Cost-optimization methods for infrastructure
Cloud technologies provide businesses with an excellent level of automation, flexibility, and convenience in managing IT infrastructure. However, the monthly expenses for its maintenance, especially when it comes to large business projects, are one of the main parts of the expenditure budget, so it is of interest for every business to optimize them. To understand how to reduce IT infrastructure cost-effectively, without harming the business process, you should start with the audit.
Audit most often focuses on detecting uneven workloads of cloud instances and checking the optimality of configurations. The cloud environment allows you to track various metrics of each service independently. Therefore, you can identify unnecessary and rarely used but constantly running virtual machines, instances, or containers that are used occasionally or have been started once and forgotten. However, the audit often reveals more complex issues and a successful combination of cloud options allows to make significant savings. Let’s take a look at some examples.

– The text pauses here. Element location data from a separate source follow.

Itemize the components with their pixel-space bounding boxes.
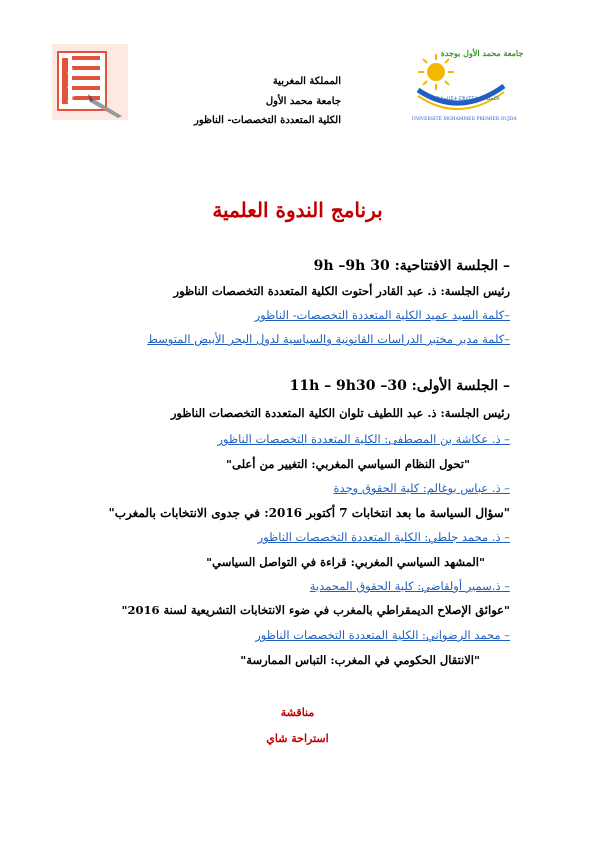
talk-title: "عوائق الإصلاح الديمقراطي بالمغرب في ضوء الانتخابات التشريعية لسنة 2016" (121, 603, 510, 617)
univ-logo-tifinagh: ⵜⴰⵙⴷⴰⵡⵉⵜ ⵎⵓⵃⵎⵎⴷ ⵉⵣⵡⴰⵔⵏ (428, 96, 500, 102)
talk-title: "سؤال السياسة ما بعد انتخابات 7 أكتوبر 2016: في جدوى الانتخابات بالمغرب" (108, 506, 510, 520)
university-logo (411, 40, 524, 126)
opening-item-dean: –كلمة السيد عميد الكلية المتعددة التخصصات- الناظور (254, 308, 510, 322)
fpn-letter-p: P (67, 81, 73, 90)
speaker-name: – ذ. عباس بوغالم: كلية الحقوق وجدة (333, 481, 510, 495)
univ-logo-latin: UNIVERSITÉ MOHAMMED PREMIER OUJDA (411, 117, 517, 122)
speaker-name: – ذ.سمير أولقاضي: كلية الحقوق المحمدية (309, 579, 510, 593)
first-session-heading: – الجلسة الأولى: 30– 11h – 9h30 (289, 378, 510, 394)
speaker-name: – ذ. عكاشة بن المصطفى: الكلية المتعددة التخصصات الناظور (217, 432, 510, 446)
speaker-name: – محمد الرضواني: الكلية المتعددة التخصصات الناظور (255, 628, 510, 642)
discussion-label: مناقشة (280, 706, 315, 719)
program-title: برنامج الندوة العلمية (212, 198, 383, 222)
talk-title: "تحول النظام السياسي المغربي: التغيير من أعلى" (226, 457, 470, 471)
header-faculty: الكلية المتعددة التخصصات- الناظور (194, 115, 341, 126)
talk-title: "المشهد السياسي المغربي: قراءة في التواصل السياسي" (206, 555, 485, 569)
talk-title: "الانتقال الحكومي في المغرب: التباس الممارسة" (240, 653, 480, 667)
header-university: جامعة محمد الأول (265, 96, 341, 107)
first-session-chair: رئيس الجلسة: ذ. عبد اللطيف تلوان الكلية المتعددة التخصصات الناظور (170, 406, 510, 420)
univ-logo-arabic: جامعة محمد الأول بوجدة (440, 48, 524, 58)
fpn-letter-n: N (67, 95, 74, 104)
faculty-logo (52, 44, 128, 120)
fpn-letter-f: F (67, 67, 73, 76)
opening-session-heading: – الجلسة الافتتاحية: 30 9h –9h (313, 258, 510, 274)
header-kingdom: المملكة المغربية (272, 76, 341, 87)
tea-break-label: استراحة شاي (266, 732, 329, 745)
opening-session-chair: رئيس الجلسة: ذ. عبد القادر أحتوت الكلية المتعددة التخصصات الناظور (173, 284, 510, 298)
speaker-name: – ذ. محمد جلطي: الكلية المتعددة التخصصات الناظور (257, 530, 510, 544)
opening-item-lab-director: –كلمة مدير مختبر الدراسات القانونية والسياسية لدول البحر الأبيض المتوسط (147, 332, 510, 346)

K8S operators and Terraform utilities for forecasting the cost of infrastructure configuration changes. If the infrastructure is managed by an orchestrator such as Kubernetes, then with the help of its operators you can set up a dashboard in Grafana of how changing the configuration of the services will affect the cost of the resources used by it. Similar functions can also be implemented with the help of utilities for Terraform, moreover, such functionality can be integrated directly into CI, which will allow to control and optimize the infrastructure configurations and reduce cost at the development stage. By implementing such a feature, for example, in dev environments, you will have the opportunity to optimize the configuration code before its release in production.
Optimization of dev environments. Often in application development, is not necessary to use standard types of instances for dev environments. Unlike prod environments, Spot instances can be used in some dev branches or for certain operations (for example, batch processing). Using Spot instances is 3–5 times cheaper than standard ones, but Spot instances may not always be available. Also, they cannot be converted to Standard type or configured to automatical restart when a host event occurs. However, in many cases, for development environments, these features are not critical, besides, spot instances pause not every day (depending on the size of instances). For some cloud providers sometimes it’s possible to configure a K8S operator and specify the desired time window of the reboot so that it is convenient for you. In practice, it has also been noticed that if a sufficiently large disk is mounted in the Spot instance, it reduces the possibility of unavailability and frequent and long pauses.

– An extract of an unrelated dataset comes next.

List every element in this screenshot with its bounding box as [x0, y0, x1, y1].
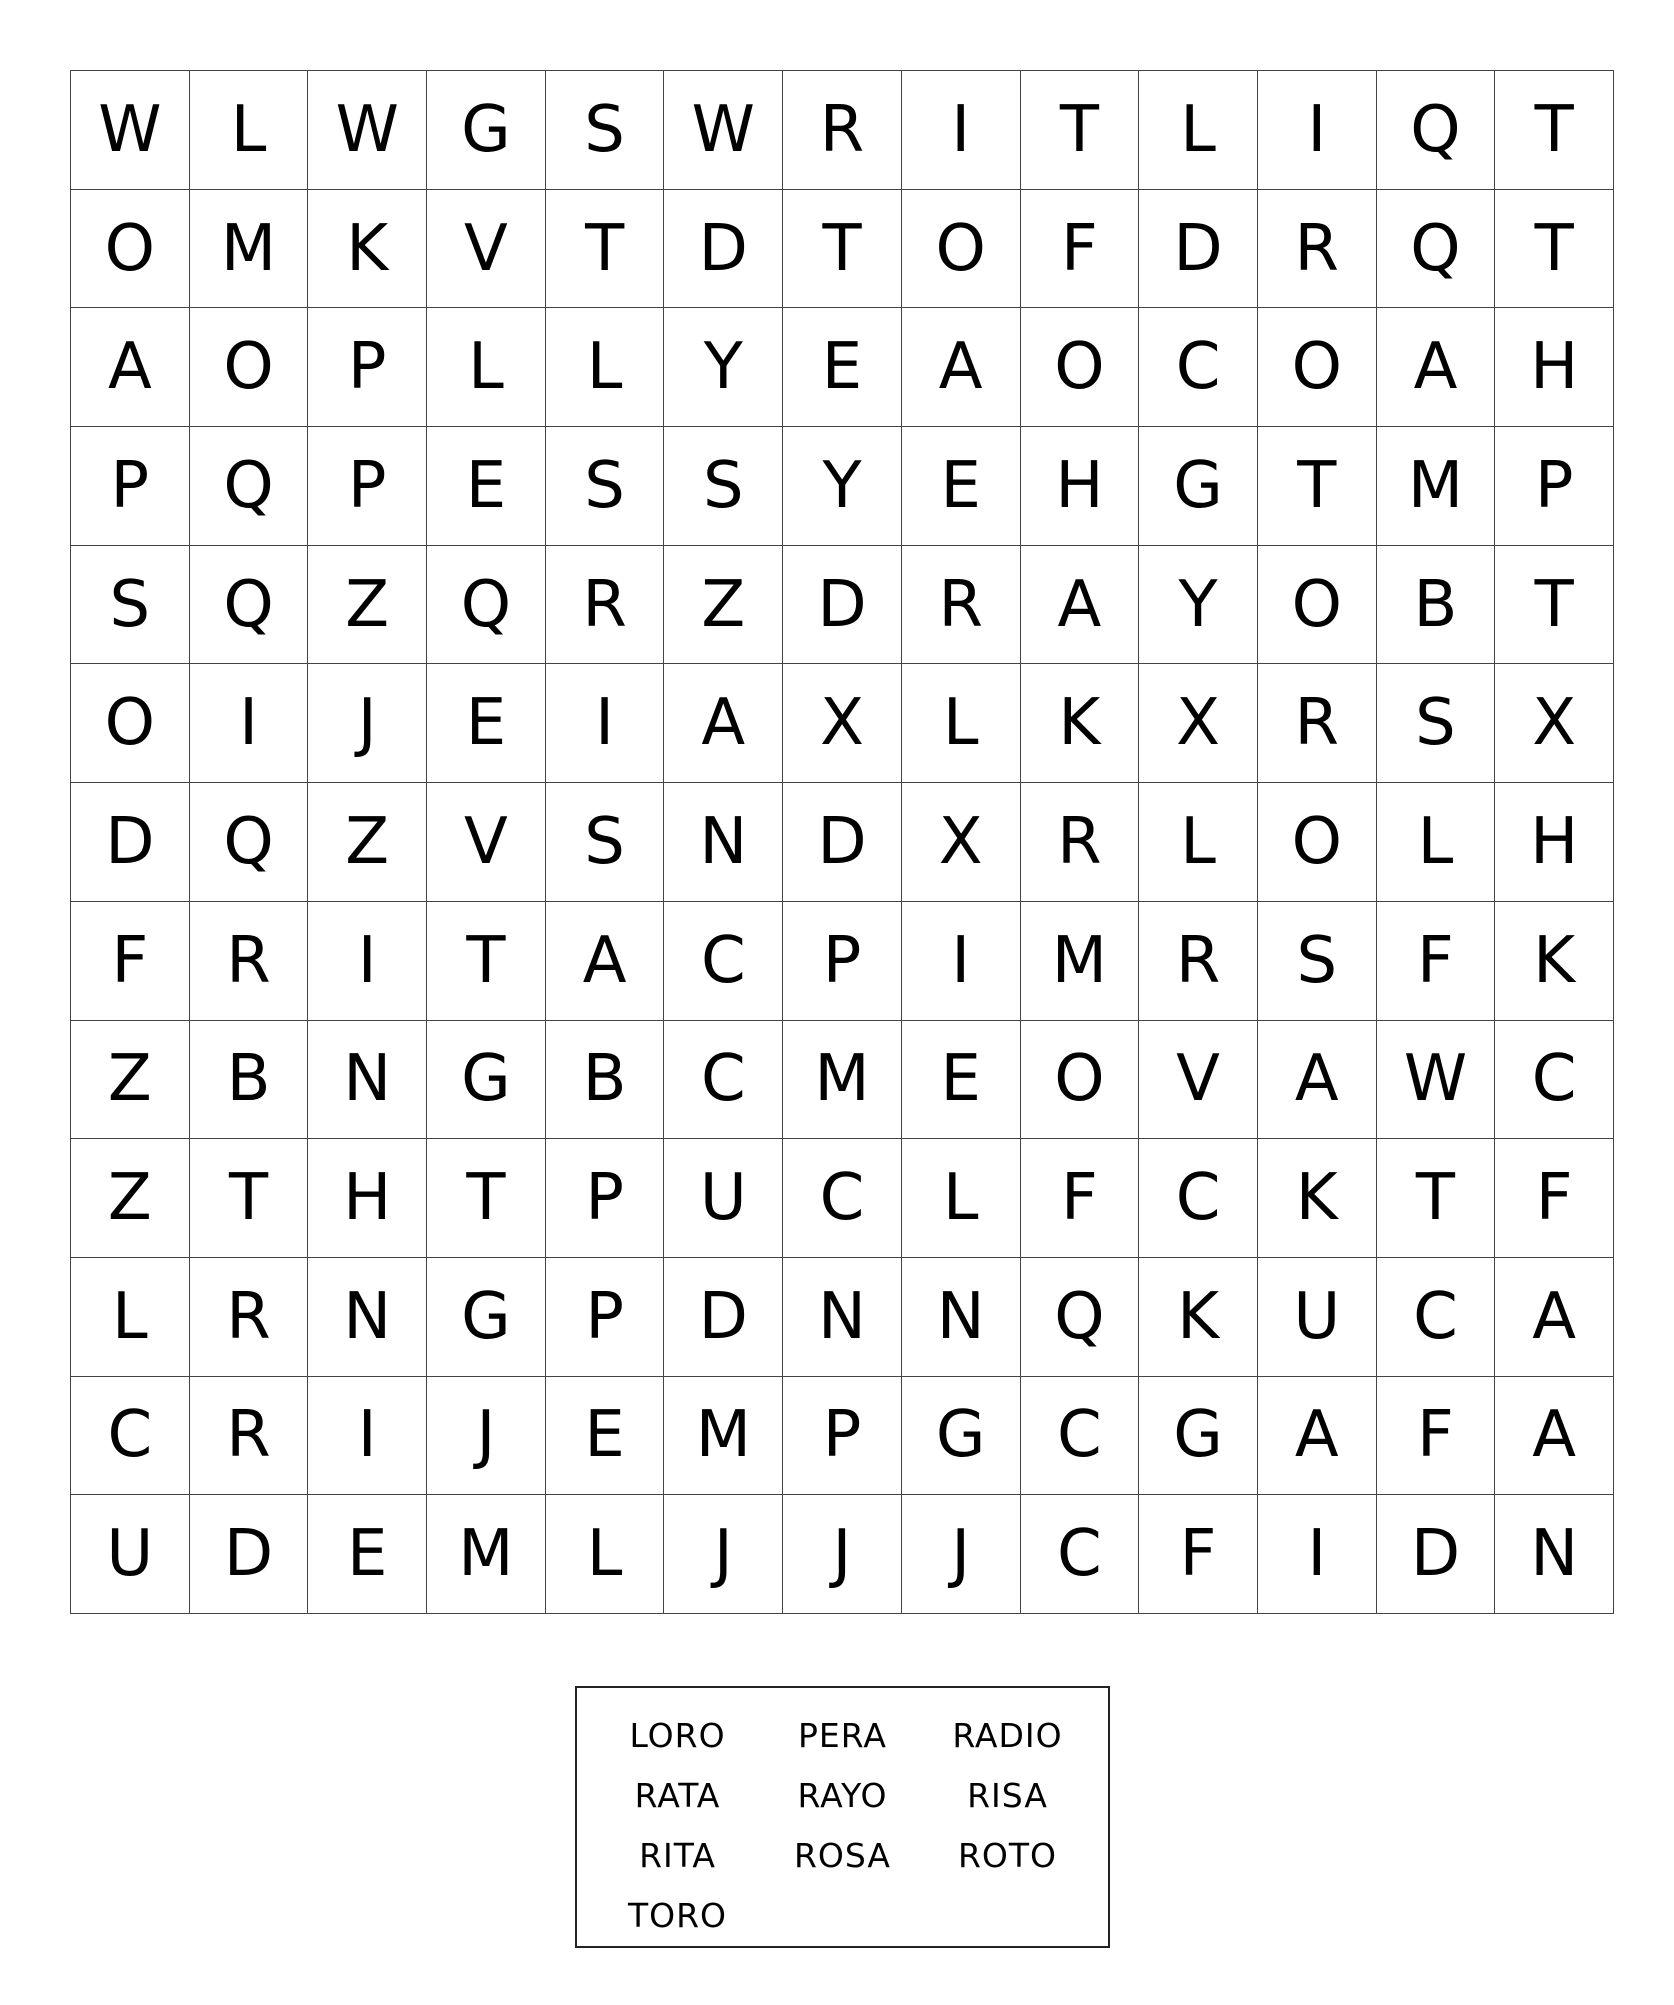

Migration of VMs to containers. The audit can reveal virtual machines that should be migrated to containers to use less resources because containers do not have such redundancy as VMs and are less resource-intensive. You can discover the possibility of transferring several services with their environment from VMs to containers and placing them on the available resource of your containers cluster, and it won’t affect the performance of the services. Migration to containers, especially in combination with the successful use of Spot instances, in some cases, provides an additional level of cost optimization and significantly reduces monthly infrastructure costs.
Cost optimization due to the difference between on-demand and contracted resources. You can use marketing to take advantage of cloud providers’ plans. If you’ve done some serious market research and settled on a specific cloud provider, signing up for a long-term contract you can get significant discounts. Taking to account the difference in terms and costs between on-demand resources and contracted (managed services), you can get additional benefits in the form of tariff discounts. In addition, by hosting databases and instances as managed services for the contract, you will not have to hire third-party specialists for their management and maintenance, which is especially convenient for early-stage startups or small development teams.
Also, some cloud providers offer credits (or grants) for their services for startups, in some cases, it can allow you to get them for several months or even years for free.
Applying runners for flexible management of CI/CD scalability. Runners are programs that work with CI/CD to run jobs in a pipeline. They can be configured to scale down and scale up individual instances normally running all the time. Cloud services usually charge only the consumed resources.
So, configuring runners to scale up on a separate pool of instances only when required (eg to make builds and deploys) and scale them down when the process is complete will allow you to reduce the CI/CD runners costs down to 0 or the bare minimum. This solution is especially effective for the testing/dev environment because it requires additional time for launching the infrastructure. However, suppose there are many canary releases as dublicated environments, and each of them is required only from time to time. In that case, then constantly running instances will provide you with some additional costs, which you still can improve.
Many practical combinations of certain methods can help to save your budget and the DevOps team with comprehensive experience can suggest the most effective solutions for your project.